1. Association with Baseline Health Status: β-blocker use was not significantly associated with baseline KCCQ-OS (mean difference -1.1 points; 95% CI, -3.7 to 1.4; P=0.38). This suggests that β-blockers neither improved nor worsened patient-reported health status at enrollment.
2. Effect Modification by LVEF: Although statistically non-significant (P=0.21 for interaction), patients with LVEF ≥65% on β-blockers had a numerically lower KCCQ-OS score (mean difference -6.1 points; 95% CI, -12.3 to 0.0) compared to those with intermediate LVEF strata (55–64% and 45–54%). This may indicate potential differential effects by LVEF subgroup requiring further exploration.
3. Longitudinal Changes and Interaction with Spironolactone: Over 4 months, β-blockers did not significantly modify the health status benefit associated with spironolactone (mean difference 2.9 points with β-blockers vs. 0.1 points without; P=0.20 for interaction). This indicates no synergistic or antagonistic effect on health status outcomes between these therapies in HFpEF.
4. Safety and Tolerability: The study did not directly report safety outcomes related to β-blocker use; however, the lack of worsening health status provides indirect reassurance about tolerability in this population.
Expert Commentary
The lack of clear benefit or harm in health status conferred by β-blockers in HFpEF contrasts with the established efficacy of β-blockers in HFrEF, highlighting the distinct pathophysiological mechanisms driving HFpEF. The nominally lower health status scores in patients with very high LVEF (≥65%) might reflect underlying heterogeneous myocardial or vascular factors or comorbidities not fully captured by this analysis.

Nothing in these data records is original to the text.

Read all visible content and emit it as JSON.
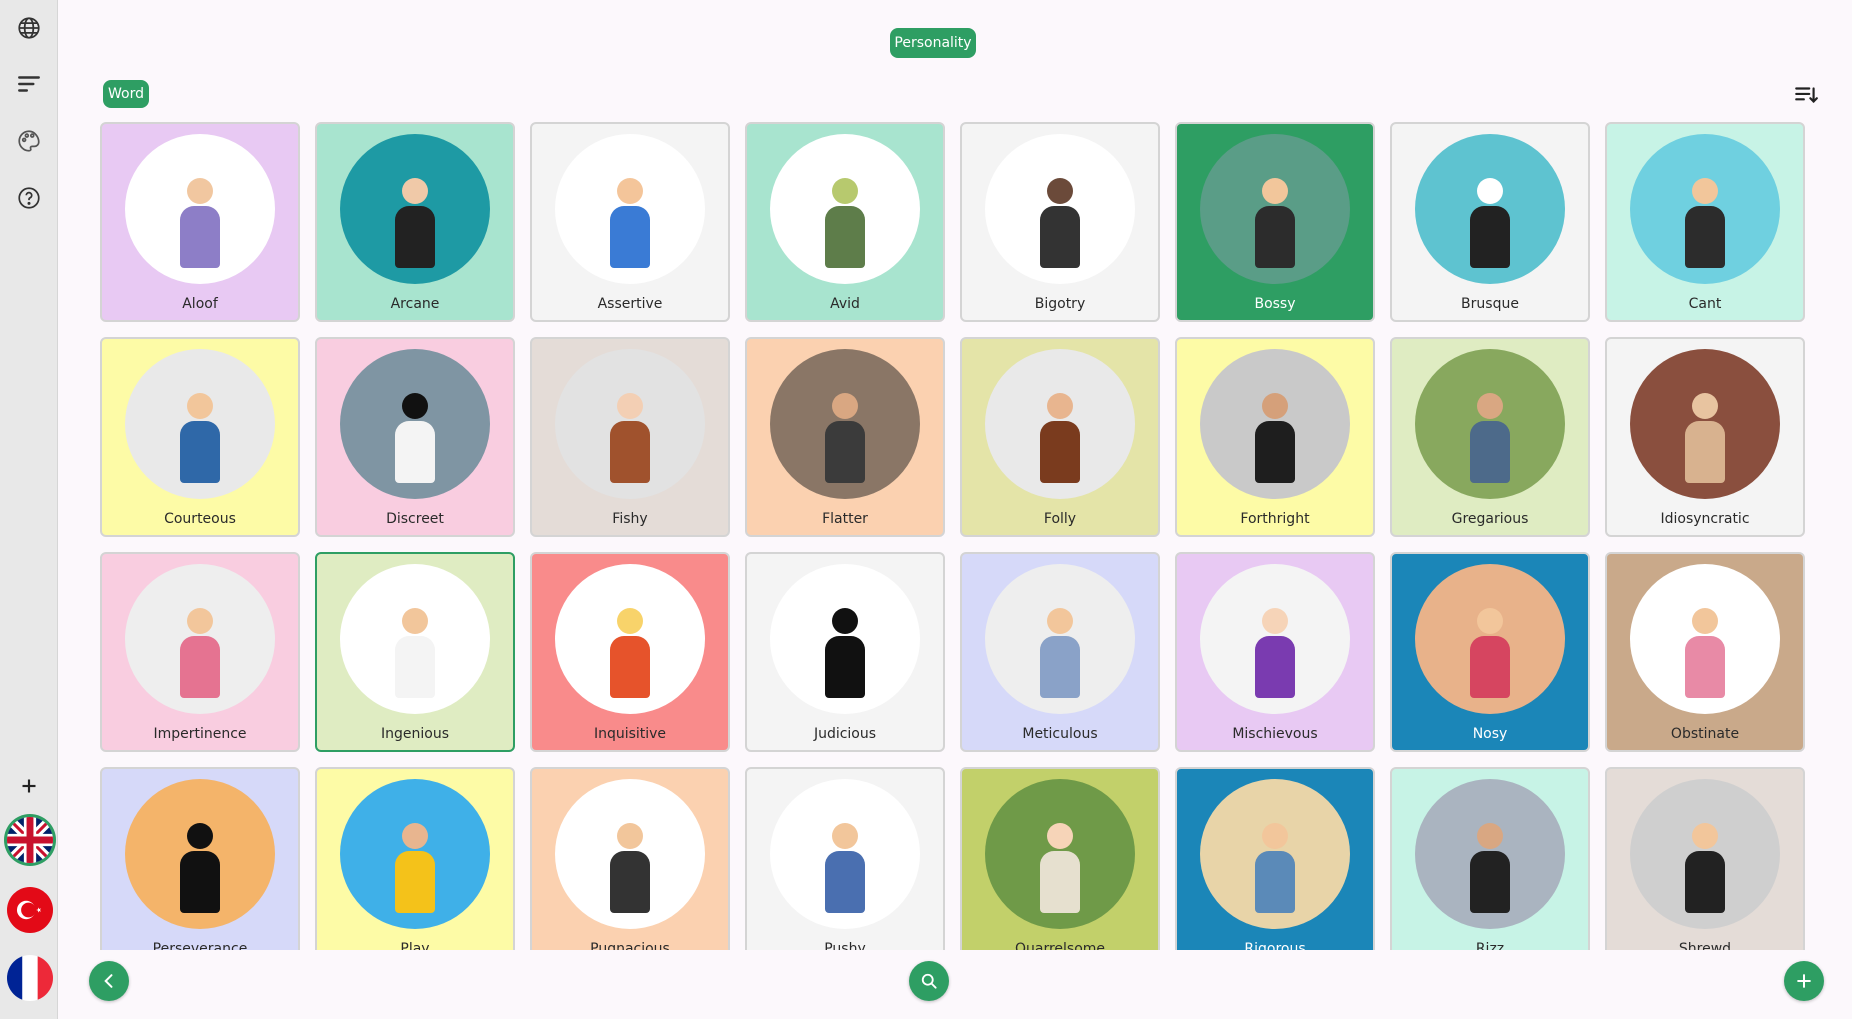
{
  "header": {
    "category_label": "Personality",
    "filter_label": "Word"
  },
  "colors": {
    "accent": "#2e9e63",
    "sidebar": "#e8e8e8"
  },
  "sidebar": {
    "icons": [
      "globe-icon",
      "menu-lines-icon",
      "palette-icon",
      "help-icon",
      "plus-icon"
    ],
    "languages": [
      "english-flag",
      "turkish-flag",
      "french-flag"
    ]
  },
  "cards": [
    {
      "label": "Aloof",
      "bg": "#e8c9f3",
      "circle": "#ffffff",
      "skin": "#f1c7a0",
      "shirt": "#8d7ec7"
    },
    {
      "label": "Arcane",
      "bg": "#a8e4cf",
      "circle": "#1e9aa4",
      "skin": "#f0c9a8",
      "shirt": "#222222"
    },
    {
      "label": "Assertive",
      "bg": "#f4f4f4",
      "circle": "#ffffff",
      "skin": "#f4c59a",
      "shirt": "#3a7bd5"
    },
    {
      "label": "Avid",
      "bg": "#a8e4cf",
      "circle": "#ffffff",
      "skin": "#b7c96e",
      "shirt": "#5e7d4a"
    },
    {
      "label": "Bigotry",
      "bg": "#f4f4f4",
      "circle": "#ffffff",
      "skin": "#6b4a3a",
      "shirt": "#333333"
    },
    {
      "label": "Bossy",
      "bg": "#2e9e63",
      "circle": "#5a9d87",
      "skin": "#f2c69b",
      "shirt": "#2c2c2c",
      "light_label": true
    },
    {
      "label": "Brusque",
      "bg": "#f4f4f4",
      "circle": "#5ec3d0",
      "skin": "#ffffff",
      "shirt": "#222222"
    },
    {
      "label": "Cant",
      "bg": "#c7f3e6",
      "circle": "#6fd0e0",
      "skin": "#f2c69b",
      "shirt": "#2c2c2c"
    },
    {
      "label": "Courteous",
      "bg": "#fdfba6",
      "circle": "#e9e9e9",
      "skin": "#f2c69b",
      "shirt": "#2f68a8"
    },
    {
      "label": "Discreet",
      "bg": "#f9cde0",
      "circle": "#7f95a3",
      "skin": "#111111",
      "shirt": "#f4f4f4"
    },
    {
      "label": "Fishy",
      "bg": "#e4dcd7",
      "circle": "#e2e2e2",
      "skin": "#f3cfb4",
      "shirt": "#a0522d"
    },
    {
      "label": "Flatter",
      "bg": "#fbd1b0",
      "circle": "#8a7666",
      "skin": "#d9a782",
      "shirt": "#3b3b3b"
    },
    {
      "label": "Folly",
      "bg": "#e4e4a8",
      "circle": "#e9e9e9",
      "skin": "#e8b58f",
      "shirt": "#7a3b1e"
    },
    {
      "label": "Forthright",
      "bg": "#fdfba6",
      "circle": "#c9c9c9",
      "skin": "#d5a07a",
      "shirt": "#1e1e1e"
    },
    {
      "label": "Gregarious",
      "bg": "#dfecc2",
      "circle": "#88a85e",
      "skin": "#d9a782",
      "shirt": "#4d6a8a"
    },
    {
      "label": "Idiosyncratic",
      "bg": "#f4f4f4",
      "circle": "#8a4f3e",
      "skin": "#e8c4a0",
      "shirt": "#d8b28f"
    },
    {
      "label": "Impertinence",
      "bg": "#f9cde0",
      "circle": "#eeeeee",
      "skin": "#f2c69b",
      "shirt": "#e57391"
    },
    {
      "label": "Ingenious",
      "bg": "#dfecc2",
      "circle": "#ffffff",
      "skin": "#f2c69b",
      "shirt": "#f4f4f4",
      "selected": true
    },
    {
      "label": "Inquisitive",
      "bg": "#f98b8b",
      "circle": "#ffffff",
      "skin": "#f8d36a",
      "shirt": "#e6532b"
    },
    {
      "label": "Judicious",
      "bg": "#f4f4f4",
      "circle": "#ffffff",
      "skin": "#111111",
      "shirt": "#111111"
    },
    {
      "label": "Meticulous",
      "bg": "#d6d9f9",
      "circle": "#eeeeee",
      "skin": "#f2c69b",
      "shirt": "#8aa2c8"
    },
    {
      "label": "Mischievous",
      "bg": "#e8c9f3",
      "circle": "#f4f4f4",
      "skin": "#f6d4b8",
      "shirt": "#7a3bb0"
    },
    {
      "label": "Nosy",
      "bg": "#1b86b8",
      "circle": "#e8b28a",
      "skin": "#f2c69b",
      "shirt": "#d64560",
      "light_label": true
    },
    {
      "label": "Obstinate",
      "bg": "#c9a98a",
      "circle": "#ffffff",
      "skin": "#f2c69b",
      "shirt": "#e88aa6"
    },
    {
      "label": "Perseverance",
      "bg": "#d6d9f9",
      "circle": "#f4b46a",
      "skin": "#111111",
      "shirt": "#111111"
    },
    {
      "label": "Play",
      "bg": "#fdfba6",
      "circle": "#3fb0e8",
      "skin": "#e8b58f",
      "shirt": "#f4c21a"
    },
    {
      "label": "Pugnacious",
      "bg": "#fbd1b0",
      "circle": "#ffffff",
      "skin": "#f2c69b",
      "shirt": "#333333"
    },
    {
      "label": "Pushy",
      "bg": "#f4f4f4",
      "circle": "#ffffff",
      "skin": "#f2c69b",
      "shirt": "#4a6fb0"
    },
    {
      "label": "Quarrelsome",
      "bg": "#c2d06a",
      "circle": "#6f9a48",
      "skin": "#f6d4b8",
      "shirt": "#e6e0cf"
    },
    {
      "label": "Rigorous",
      "bg": "#1b86b8",
      "circle": "#e8d4a8",
      "skin": "#f2c69b",
      "shirt": "#5b8ab8",
      "light_label": true
    },
    {
      "label": "Rizz",
      "bg": "#c7f3e6",
      "circle": "#aab4c0",
      "skin": "#d9a782",
      "shirt": "#222222"
    },
    {
      "label": "Shrewd",
      "bg": "#e4dcd7",
      "circle": "#cfcfcf",
      "skin": "#f2c69b",
      "shirt": "#222222"
    }
  ]
}
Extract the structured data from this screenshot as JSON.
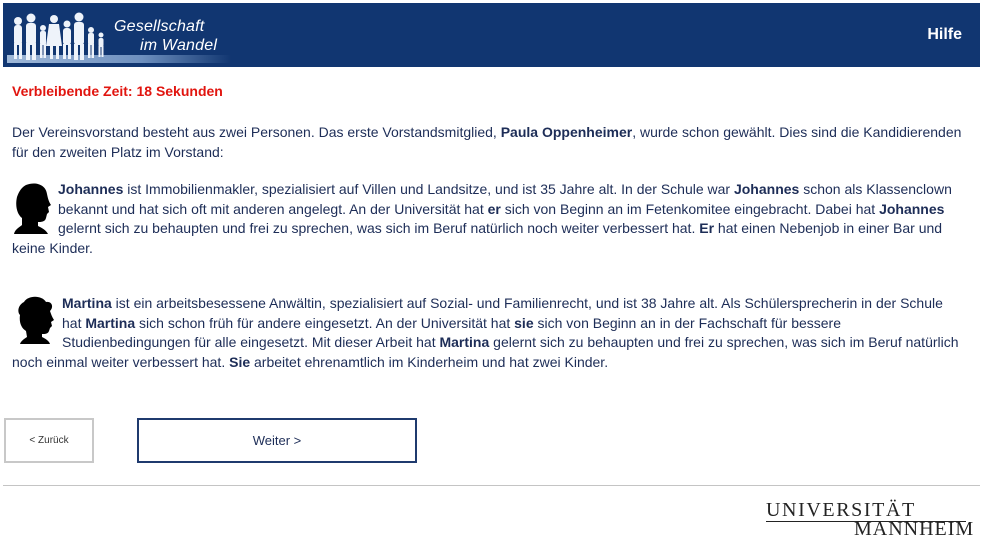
{
  "header": {
    "logo_line1": "Gesellschaft",
    "logo_line2": "im Wandel",
    "help_label": "Hilfe",
    "background_color": "#113671"
  },
  "timer": {
    "text": "Verbleibende Zeit: 18 Sekunden",
    "color": "#e1150f"
  },
  "intro": {
    "before": "Der Vereinsvorstand besteht aus zwei Personen. Das erste Vorstandsmitglied, ",
    "name": "Paula Oppenheimer",
    "after": ", wurde schon gewählt. Dies sind die Kandidierenden für den zweiten Platz im Vorstand:"
  },
  "candidates": [
    {
      "icon": "male-silhouette-icon",
      "name": "Johannes",
      "t1": " ist Immobilienmakler, spezialisiert auf Villen und Landsitze, und ist 35 Jahre alt. In der Schule war ",
      "t2": " schon als Klassenclown bekannt und hat sich oft mit anderen angelegt. An der Universität hat ",
      "pronoun": "er",
      "t3": " sich von Beginn an im Fetenkomitee eingebracht. Dabei hat ",
      "t4": " gelernt sich zu behaupten und frei zu sprechen, was sich im Beruf natürlich noch weiter verbessert hat. ",
      "pronoun_cap": "Er",
      "t5": " hat einen Nebenjob in einer Bar und keine Kinder."
    },
    {
      "icon": "female-silhouette-icon",
      "name": "Martina",
      "t1": " ist ein arbeitsbesessene Anwältin, spezialisiert auf Sozial- und Familienrecht, und ist 38 Jahre alt. Als Schülersprecherin in der Schule hat ",
      "t2": " sich schon früh für andere eingesetzt. An der Universität hat ",
      "pronoun": "sie",
      "t3": " sich von Beginn an in der Fachschaft für bessere Studienbedingungen für alle eingesetzt. Mit dieser Arbeit hat ",
      "t4": " gelernt sich zu behaupten und frei zu sprechen, was sich im Beruf natürlich noch einmal weiter verbessert hat. ",
      "pronoun_cap": "Sie",
      "t5": " arbeitet ehrenamtlich im Kinderheim und hat zwei Kinder."
    }
  ],
  "nav": {
    "back_label": "< Zurück",
    "next_label": "Weiter >"
  },
  "footer": {
    "uni_line1": "UNIVERSITÄT",
    "uni_line2": "MANNHEIM"
  }
}
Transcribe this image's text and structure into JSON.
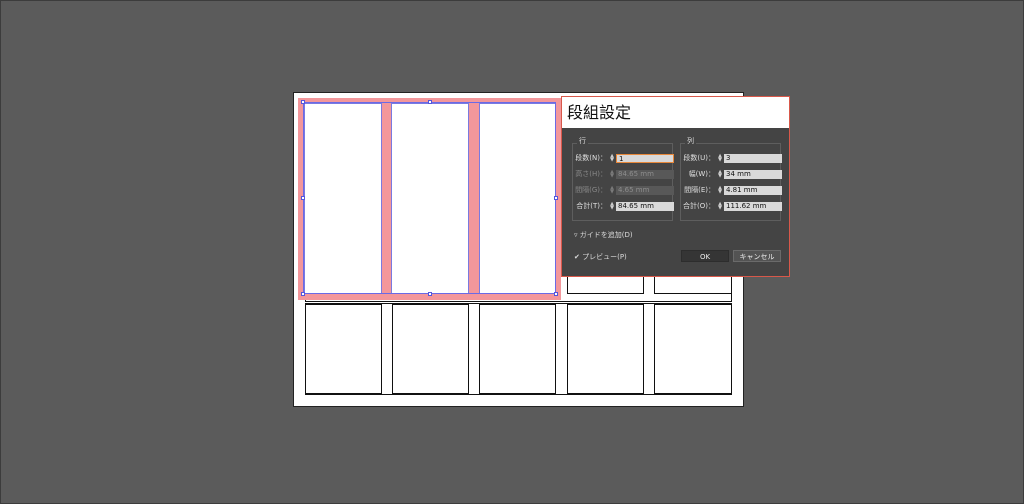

Current HFpEF guidelines emphasize individualized care focusing on symptom management and comorbidity control. While β-blockers remain staples for associated conditions like ischemic heart disease and atrial fibrillation, their role as primary therapy for health status improvement in HFpEF is not supported by these findings.
This study’s strengths include a well-characterized clinical trial population and rigorous adjustment for confounders. Yet, limitations include its observational nature regarding β-blocker exposure, potential residual confounding, and exclusion of patients from regions with trial enrollment concerns. Additionally, health status changes were assessed over a relatively short duration (4 months), which may not fully capture long-term effects.
Conclusion
In this secondary analysis of the TOPCAT trial cohort, β-blocker use among patients with HFpEF was not associated with significant differences in baseline health status or modification of the health status benefits derived from spironolactone therapy over 4 months. These findings suggest that routine β-blocker use may not improve patient-reported health outcomes in HFpEF, although further research is needed to clarify effects in specific subgroups and over longer durations.
Clinicians should continue to individualize treatment based on comorbidities and symptomatic needs rather than expecting uniform health status improvement solely from β-blocker therapy in HFpEF. Ongoing and future clinical studies exploring novel therapies and patient-centered outcomes will be critical in refining the management of this complex syndrome.
References
1. Abdel Jawad M, Spertus JA, Cho YJ, Jones PG, Arnold SV. β-Blocker Use and Health Status Among Patients With Heart Failure With Preserved Ejection Fraction. JAMA Netw Open. 2025 Aug 1;8(8):e2529519. doi: 10.1001/jamanetworkopen.2025.29519. PMID: 40875231; PMCID: PMC12395312.
2. Paulus WJ, Tschöpe C, Sanderson JE, et al. How to diagnose heart failure with preserved ejection fraction: the HFA-PEFF diagnostic algorithm: a consensus recommendation from the Heart Failure Association (HFA) of the European Society of Cardiology (ESC). Eur Heart J. 2020 Jan 14;41(40):407-432. doi: 10.1093/eurheartj/ehz859.
3. McDonagh TA, Metra M, Adamo M, et al. 2021 ESC Guidelines for the diagnosis and treatment of acute and chronic heart failure. Eur Heart J. 2021 Sep 21;42(36):3599-3726. doi: 10.1093/eurheartj/ehab368.